Storage Wars
What do you do when your small business can’t afford a full-sized commercial space? You get creative and adapt!
Navid and I founded College Scooters in the summer of 2010. What started as a small part-time hobby at our house while working at Verizon stores in the Ocean City area was starting to feel like it could be a real business by the end of the summer. In the early spring of 2011, we became “official” on paper with the state of Maryland, and proceeded to look for locations.
College Scooters’ earliest days are humble! Our first official location during the summer of 2011 in Ocean City was a 200 square foot commercial storage unit on 1st street, next to the recently opened Lazy Lizard (unfortunately more than half of these units have not been torn down for a brand new hotel development, so I think there’s only three left now out of the original twenty).
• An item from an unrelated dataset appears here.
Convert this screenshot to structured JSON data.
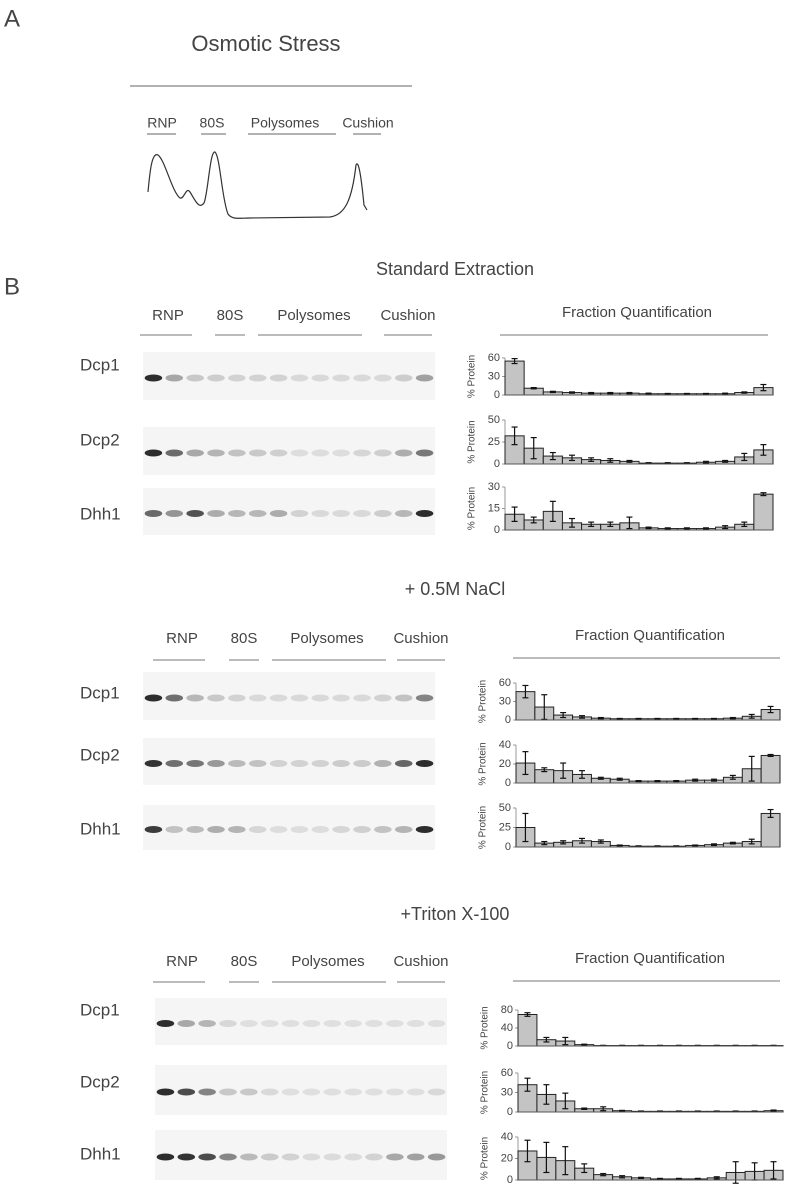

Lazy Lizard was storing all of their backstock of liquor in unit one, and we were in unit three, slinging scooters to the beach town. Ocean City planning zoning granted us a business license and we got our sales tax certificate from Maryland. We were off to the races of entrepreneurship, one scooter at a time.
With me going to school at Salisbury University and Navid at University of Maryland, we figured it made sense to try stores in both markets. It was easy to find a spot in Salisbury, which is a rural city on Maryland’s eastern shore. Prices there were still pretty depressed (at this point we’re only 24 months past the financial housing crisis and the DOW Jones hitting its lowest point since the 90’s). We signed our first Salisbury store lease in August of 2011, for only 300 bucks a month! It was a tiny office space at the end of an industrial cul-de-sac, but it was only one mile from the university and would work just fine. College Park (where UMD is located) on the other hand, was not cheap, because it is only six miles from one of the most expensive real estate markets in the country - Washington, DC.
After searching and searching up and down the I-95 corridor trying to be as close to UMD as possible, we were starting to feel pretty defeated, thinking there’s no way we can ever afford a proper store in that market. We started to consider we actually need to get started, not what we want. Our list of needs was pretty simple: we needed a garage-style space, a safe area to work both inside and outside, the ability to take deliveries from large trucks, and to be “close enough” to UMD. We turned to our roots of starting small in a storage unit in Ocean City and figured why not try that in College Park?
After a few google searches, we found a storage facility in Beltsville, MD that actually had garage spaces. If you’ve ever seen a storage complex in a dense urban area, then you know the garage-style spots are actually super rare. Most facilities only offer small indoor storage spaces down a skinny hallway, usually on a second floor or higher… aka not conducive to a scooter shop.
We learned there was one garage unit available out of the four. Without hesitation we booked it online.
How we pulled this off, I still really don’t know. We literally operated a scooter “dealership” right out of a public storage building… but it worked. Customers came in droves to purchase our quality scooters for their campus commute and city travels.
All joking aside, I think our success at the storage unit came from a few avenues. The first being our website. At the time of our storage unit operation (2011) it was still common for small businesses to not have a developed website. By developed, I mean having all of their products listed, a thorough About Us page, contact forms, and lots of photo/video. I built our first website using webs.com (which was bought by Vistaprint and is now defunct), and we had it loaded with every type of scooter, YouTube video links with walkaround tours, multiple contact forms, and most importantly, BRANDING. We had brand colors and a custom logo, giving customers the impression we were a legitimate operation, despite operating out of a storage unit LOL.
Another avenue that allowed us success out of the storage facility was our professionalism and product knowledge. Navid and I wore professional polos, we answered our phones with the polish you’d expect from a big dealership, and we knew our product forward and backward. By the time our customers showed up at the storage facility, they were pretty much sold.
One of the funniest things about the storage unit operation was the reaction when people first showed up at our “location”. After arriving, they would usually call us and say something like, “Uh yeah hi, I think I’m lost. I followed the directions to your location in Google Maps, but I’m outside of a EZ-Storage facility.” We would them promptly tell them “No worries, you’re in the right spot, we’ll have ‘our’ security guard let you in the gate.” I still laugh about this often.
Regardless of the challenges presented by operating out of the storage unit, it allowed us to start a business in a costly market we otherwise couldn’t have afforded at the time. It allowed us to build our cash-on-hand to the point that after a year, we felt comfortable we could take the leap on a real commercial space that just became available closer to campus. If it wasn’t for the storage unit days, I’m not sure we would have ever built College Scooters to the level we did. It was a small step in the right direction for two busy full-time college scooters who were trying to capture the transportation business of a growing metro.